To be fair, this round of reviews brought some cogent and interesting comments. The first reviewer provided some insightful remarks, but their main concern was that “The main message here seems to be a negative one.” Furthermore, the reviewer “found the theoretical rationale [for the choice of paradigm] to be rather simplistic”. Your words, not mine! However, for a failure to replicate, this is irrelevant. As many researchers rely on what may or may not be a simplistic theoretical framework which is based on the original studies, we need to know whether the evidence put forward by the original studies is reliable.
I could not quite make sense of all of the second reviewer’s comment, but somehow they argued that the paper was “overkill”. (It is very long and dense, to be fair, but I do have a lot of data to analyse. I suspect most readers will skip from the introduction to the discussion, anyway – but anyone who wants the juicy details of the analyses should have easy access to them.)

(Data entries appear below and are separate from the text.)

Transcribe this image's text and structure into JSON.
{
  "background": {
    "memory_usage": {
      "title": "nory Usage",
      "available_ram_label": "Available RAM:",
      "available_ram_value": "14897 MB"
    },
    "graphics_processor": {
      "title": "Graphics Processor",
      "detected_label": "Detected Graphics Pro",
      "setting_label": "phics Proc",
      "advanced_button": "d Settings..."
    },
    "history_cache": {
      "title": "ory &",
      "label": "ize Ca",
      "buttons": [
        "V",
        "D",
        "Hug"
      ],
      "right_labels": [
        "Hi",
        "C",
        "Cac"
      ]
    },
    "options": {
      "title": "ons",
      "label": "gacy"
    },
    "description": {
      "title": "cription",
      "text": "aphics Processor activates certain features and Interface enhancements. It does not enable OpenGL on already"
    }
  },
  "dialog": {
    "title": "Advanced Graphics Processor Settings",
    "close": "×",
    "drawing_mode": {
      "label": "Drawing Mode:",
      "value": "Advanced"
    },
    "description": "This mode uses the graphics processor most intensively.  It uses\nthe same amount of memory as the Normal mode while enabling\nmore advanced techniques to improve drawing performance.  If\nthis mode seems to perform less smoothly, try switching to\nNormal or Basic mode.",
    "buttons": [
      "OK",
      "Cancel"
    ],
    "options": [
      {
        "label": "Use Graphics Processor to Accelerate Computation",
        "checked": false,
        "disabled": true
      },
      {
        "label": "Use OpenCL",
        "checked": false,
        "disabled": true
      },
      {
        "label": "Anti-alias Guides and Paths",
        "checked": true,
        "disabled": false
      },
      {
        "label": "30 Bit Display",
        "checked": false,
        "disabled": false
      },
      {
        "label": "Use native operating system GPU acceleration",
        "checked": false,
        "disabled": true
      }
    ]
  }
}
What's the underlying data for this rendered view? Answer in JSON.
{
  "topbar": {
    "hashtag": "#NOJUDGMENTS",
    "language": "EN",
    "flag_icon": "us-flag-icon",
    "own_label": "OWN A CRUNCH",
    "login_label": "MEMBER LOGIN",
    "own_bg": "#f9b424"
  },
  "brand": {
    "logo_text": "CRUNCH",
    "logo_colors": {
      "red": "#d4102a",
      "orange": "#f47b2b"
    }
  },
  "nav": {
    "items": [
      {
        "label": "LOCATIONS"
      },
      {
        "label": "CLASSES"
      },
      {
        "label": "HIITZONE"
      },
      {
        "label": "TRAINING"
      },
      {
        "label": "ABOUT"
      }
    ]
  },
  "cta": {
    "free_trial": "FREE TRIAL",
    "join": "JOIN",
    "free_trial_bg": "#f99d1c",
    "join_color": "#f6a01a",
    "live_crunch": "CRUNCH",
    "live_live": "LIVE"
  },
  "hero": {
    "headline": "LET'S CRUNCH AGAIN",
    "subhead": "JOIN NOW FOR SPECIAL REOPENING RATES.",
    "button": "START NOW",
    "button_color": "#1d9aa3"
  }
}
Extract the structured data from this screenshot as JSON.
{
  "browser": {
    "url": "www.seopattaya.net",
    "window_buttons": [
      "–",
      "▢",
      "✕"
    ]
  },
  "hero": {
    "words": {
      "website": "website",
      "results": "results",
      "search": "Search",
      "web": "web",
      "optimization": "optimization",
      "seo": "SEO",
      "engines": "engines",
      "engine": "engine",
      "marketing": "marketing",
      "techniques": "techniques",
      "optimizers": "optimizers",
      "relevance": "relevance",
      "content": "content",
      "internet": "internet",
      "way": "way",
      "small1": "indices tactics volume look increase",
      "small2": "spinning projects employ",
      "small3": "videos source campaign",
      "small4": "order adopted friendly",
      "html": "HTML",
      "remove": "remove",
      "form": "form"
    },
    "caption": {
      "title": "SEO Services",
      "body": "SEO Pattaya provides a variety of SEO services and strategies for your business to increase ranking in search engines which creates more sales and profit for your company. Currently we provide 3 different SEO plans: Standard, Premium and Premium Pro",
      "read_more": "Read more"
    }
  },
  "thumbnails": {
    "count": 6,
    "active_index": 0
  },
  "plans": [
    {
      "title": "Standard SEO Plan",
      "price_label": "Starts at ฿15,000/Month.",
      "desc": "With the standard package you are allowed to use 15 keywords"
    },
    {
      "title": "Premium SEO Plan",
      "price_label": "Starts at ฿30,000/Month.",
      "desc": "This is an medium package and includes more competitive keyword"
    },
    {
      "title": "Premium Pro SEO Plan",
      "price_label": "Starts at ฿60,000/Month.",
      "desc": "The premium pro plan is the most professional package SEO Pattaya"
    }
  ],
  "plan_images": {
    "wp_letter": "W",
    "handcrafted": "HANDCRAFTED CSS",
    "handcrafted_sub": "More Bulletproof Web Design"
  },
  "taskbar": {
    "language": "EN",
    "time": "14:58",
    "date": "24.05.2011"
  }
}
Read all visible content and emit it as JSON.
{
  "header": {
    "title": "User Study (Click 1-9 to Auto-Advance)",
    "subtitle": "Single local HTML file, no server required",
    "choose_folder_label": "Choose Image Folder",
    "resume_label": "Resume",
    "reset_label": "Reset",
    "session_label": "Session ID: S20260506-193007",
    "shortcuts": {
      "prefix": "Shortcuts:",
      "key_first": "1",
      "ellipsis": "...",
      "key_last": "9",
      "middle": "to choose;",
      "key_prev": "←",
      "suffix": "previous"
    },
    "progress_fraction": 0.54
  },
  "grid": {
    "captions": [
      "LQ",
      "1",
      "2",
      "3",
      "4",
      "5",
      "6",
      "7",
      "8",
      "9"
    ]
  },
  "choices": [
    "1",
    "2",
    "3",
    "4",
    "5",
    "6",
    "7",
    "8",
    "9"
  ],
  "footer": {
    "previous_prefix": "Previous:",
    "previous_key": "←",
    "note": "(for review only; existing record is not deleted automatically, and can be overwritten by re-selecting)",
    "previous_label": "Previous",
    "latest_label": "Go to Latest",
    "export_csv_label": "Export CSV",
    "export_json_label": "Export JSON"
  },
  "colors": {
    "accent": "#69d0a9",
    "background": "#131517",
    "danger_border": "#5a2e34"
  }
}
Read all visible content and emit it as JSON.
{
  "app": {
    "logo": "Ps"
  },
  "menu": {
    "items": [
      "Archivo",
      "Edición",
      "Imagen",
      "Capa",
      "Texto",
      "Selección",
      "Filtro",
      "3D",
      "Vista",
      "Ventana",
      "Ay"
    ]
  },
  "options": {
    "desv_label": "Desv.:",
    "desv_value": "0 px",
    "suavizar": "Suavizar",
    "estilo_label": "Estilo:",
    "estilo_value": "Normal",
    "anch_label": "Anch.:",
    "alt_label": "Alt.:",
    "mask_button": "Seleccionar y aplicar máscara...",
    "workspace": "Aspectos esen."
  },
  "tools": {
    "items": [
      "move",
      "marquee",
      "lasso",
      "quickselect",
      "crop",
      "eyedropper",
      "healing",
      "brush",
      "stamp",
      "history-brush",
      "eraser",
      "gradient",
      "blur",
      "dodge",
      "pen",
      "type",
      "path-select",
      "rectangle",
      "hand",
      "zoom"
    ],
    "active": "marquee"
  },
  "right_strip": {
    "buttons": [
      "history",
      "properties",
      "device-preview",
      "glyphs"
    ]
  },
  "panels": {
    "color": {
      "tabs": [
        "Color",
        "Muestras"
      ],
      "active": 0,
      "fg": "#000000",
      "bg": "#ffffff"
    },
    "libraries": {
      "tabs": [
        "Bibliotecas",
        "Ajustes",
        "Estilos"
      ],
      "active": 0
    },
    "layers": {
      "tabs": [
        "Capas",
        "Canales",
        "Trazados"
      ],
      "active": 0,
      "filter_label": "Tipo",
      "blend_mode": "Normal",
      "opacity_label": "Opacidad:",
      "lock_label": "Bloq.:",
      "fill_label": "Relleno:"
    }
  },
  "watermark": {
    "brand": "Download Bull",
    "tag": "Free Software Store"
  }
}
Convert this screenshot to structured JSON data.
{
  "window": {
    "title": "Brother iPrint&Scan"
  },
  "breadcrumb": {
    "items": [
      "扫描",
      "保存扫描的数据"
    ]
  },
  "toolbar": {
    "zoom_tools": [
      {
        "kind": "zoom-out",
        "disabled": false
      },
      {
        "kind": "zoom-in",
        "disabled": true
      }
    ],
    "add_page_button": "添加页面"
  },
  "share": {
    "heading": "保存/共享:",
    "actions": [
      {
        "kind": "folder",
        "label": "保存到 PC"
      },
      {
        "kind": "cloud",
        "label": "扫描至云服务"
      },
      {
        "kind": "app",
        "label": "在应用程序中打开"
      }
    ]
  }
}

Next step: Open-access journal
I like the idea of open-access journals. However, when I submitted previous versions of the manuscript I was somewhat swayed by the argument that going open access would decrease the visibility and credibility of the paper. This is probably true, but without any doubt, the next step will be to submit the paper to an open-access journal. Preferably one with open review. I would like to see a reviewer calling a paper “irritating” in a public forum.
At least in this case, traditional journals have shown – well, let’s just say that we still have a long way to go in improving replicability in psychological sciences. For now, I have uploaded a pre-print of the paper on OSF and on researchgate. On researchgate, the article has over 200 views, suggesting that there is some interest in this theory; the finding that the key study is not replicable seems relevant to researchers. Nevertheless, I wonder if the failure to provide support for this theory will ever gain as much visibility as the original study – how many researchers will put their trust into a theory that they might be more sceptical about if they knew the key study is not as robust as it may seem?
In the meantime, my offer of a bottle of beverage for anyone who can show that the analyses or data are fundamentally flawed, still stands.
* Beer, wine, whiskey, brandy: You name it. Limited only by my post-doc budget.
** The full references of all papers cited throughout the blogpost can be found in the preprint of our paper.
Edit 30/6: Thanks all for the comments so far, I'll have a closer look at how I can implement your helpful suggestions when I get the chance!
Please note that I will delete comments from spammers and trolls. If you feel the urge to threaten physical violence, please see your local counsellor or psychologist.